Qual è stata, invece, la strada verso l’ingresso nella Lega?

“Finita la stagione estiva e quindi finita anche la possibilità di allenarsi con un campo da Slamball, conobbi Andrea Fabbri, produttore televisivo (colui che aveva prodotto il programma su Italia 1) e “amico dello Slamball”, che decise di aiutarmi a provare ad entrare in questo mondo. Per quattro anni ci provammo inutilmente, fino a quando su Facebook non riuscii ad avere l’amicizia di Mason Gordon (prima inventore e poi giocatore di Slamball) e Stan Fletcher (il giocatore più forte al mondo). Da lì provai con vari video a fare vedere la mia enorme passione e la mia grande volontà di competere con i più grandi giocatori. Stan Fletcher, a sua volta cominciò a parlare di me e portò i miei video in visione alla Lega. Dopo varie settimane, passate a sperare, arrivò una notte di fine ottobre la chiamata che aspettavo, la Lega mi aveva scelto per la tournée cinese, che si sarebbe svolta di li a poco. La squadra che mi aveva scelto era proprio quella dei MAULERS di Stan. Era un sogno che si realizzava e dalle 6 del mattino, orario in cui arrivò la notizia, non chiudetti occhio fino al mattino successivo”.

Come sono stati i primi giorni? Ha subito trovato spazio nei Maulers?

“Il problema più grande per un europeo, catapultato in questa nuova avventura, è sicuramente la lingua, che ha poco a che fare con l’inglese scolastico studiato sui libri ed anche se io, grazie all’aiuto di John Leslie Fultz (padre di Robert, giocatore serie A lega italiana), mi ero preparato a dovere, mi sono ritrovato un po’ fuori dai loro meccanismi e dai loro schemi. L’aiuto da parte di tutti i miei compagni di squadra e dell’allenatore Kenny Anderson (4 volte All star NBA) è stato vitale. Quando sei un Rookie, non è che hai la possibilità di interrompere le varie spiegazioni o allenamenti, ma i miei compagni sono stati fantastici, dal primo all’ultimo e capii in poco tempo che ero entrato in una grande famiglia. Nella prima settimana mi sono allenato molto duramente e quando gli altri uscivano io rimanevo in albergo per imparare al meglio gli schemi, che nei Maulers, erano tanti e non troppo semplici.
Non trovai subito spazio in squadra, almeno nella prima partita, ma quando già dalla seconda fui chiamato ad entrare in campo, mi misi a disposizione, facendo il mio e cercando di imparare il più possibile, il tempo era poco. Alla prima azione di gioco fui “accolto” molto simpaticamente e amorevolmente da James Lee (giocatore dei MOB), che mi diede il benvenuto, lanciandomi a 3 metri di distanza. La vera grande chance arrivò dopo gli infortuni di 3 giocatori titolari degli Slashers. La Lega infatti doveva prendere una decisione: o “draftare” 1-2 giocatori o ritirare la squadra. La scelta cadde su di me e io mi feci trovare pronto, giocando tutte le partite rimanenti con gli Slashers e realizzando anche 7 punti su 21 totali nella finale di Pechino.

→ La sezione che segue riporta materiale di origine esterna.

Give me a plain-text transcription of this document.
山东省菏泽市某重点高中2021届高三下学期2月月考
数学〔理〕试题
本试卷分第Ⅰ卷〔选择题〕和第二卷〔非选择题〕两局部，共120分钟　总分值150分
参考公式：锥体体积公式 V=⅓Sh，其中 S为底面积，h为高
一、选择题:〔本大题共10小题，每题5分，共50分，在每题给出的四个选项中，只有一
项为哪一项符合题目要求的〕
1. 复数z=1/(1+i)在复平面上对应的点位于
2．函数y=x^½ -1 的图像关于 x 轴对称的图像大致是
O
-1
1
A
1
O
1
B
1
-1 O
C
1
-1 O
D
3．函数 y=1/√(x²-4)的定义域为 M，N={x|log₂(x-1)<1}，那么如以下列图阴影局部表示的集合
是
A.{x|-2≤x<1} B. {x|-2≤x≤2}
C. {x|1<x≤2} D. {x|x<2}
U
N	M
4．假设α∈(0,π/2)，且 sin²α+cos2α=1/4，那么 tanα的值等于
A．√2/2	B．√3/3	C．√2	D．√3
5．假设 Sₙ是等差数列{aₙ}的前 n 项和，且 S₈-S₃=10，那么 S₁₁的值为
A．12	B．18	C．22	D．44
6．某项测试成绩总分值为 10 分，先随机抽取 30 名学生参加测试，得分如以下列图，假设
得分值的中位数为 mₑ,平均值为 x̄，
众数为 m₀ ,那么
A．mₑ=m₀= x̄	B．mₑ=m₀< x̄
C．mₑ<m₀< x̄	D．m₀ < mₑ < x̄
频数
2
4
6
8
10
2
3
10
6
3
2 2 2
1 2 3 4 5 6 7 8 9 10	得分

Pensa che lo Slamball si diffonderà anche in Italia?

“Io sto lavorando molto per poter dare a tutti la possibilità di provare, praticare e giocare a Slamball, ma non è facile. Ci vuole un campo regolare fatto apposta ed insieme ad Andrea Fabbri stiamo cercando e valutando le possibilità più concrete per farlo accadere. Ci sono parecchie società di basket interessate e sono sicuro che. con l’aiuto anche da parte della Lega, nell’arco dei prossimi anni tutto potrà succedere! “.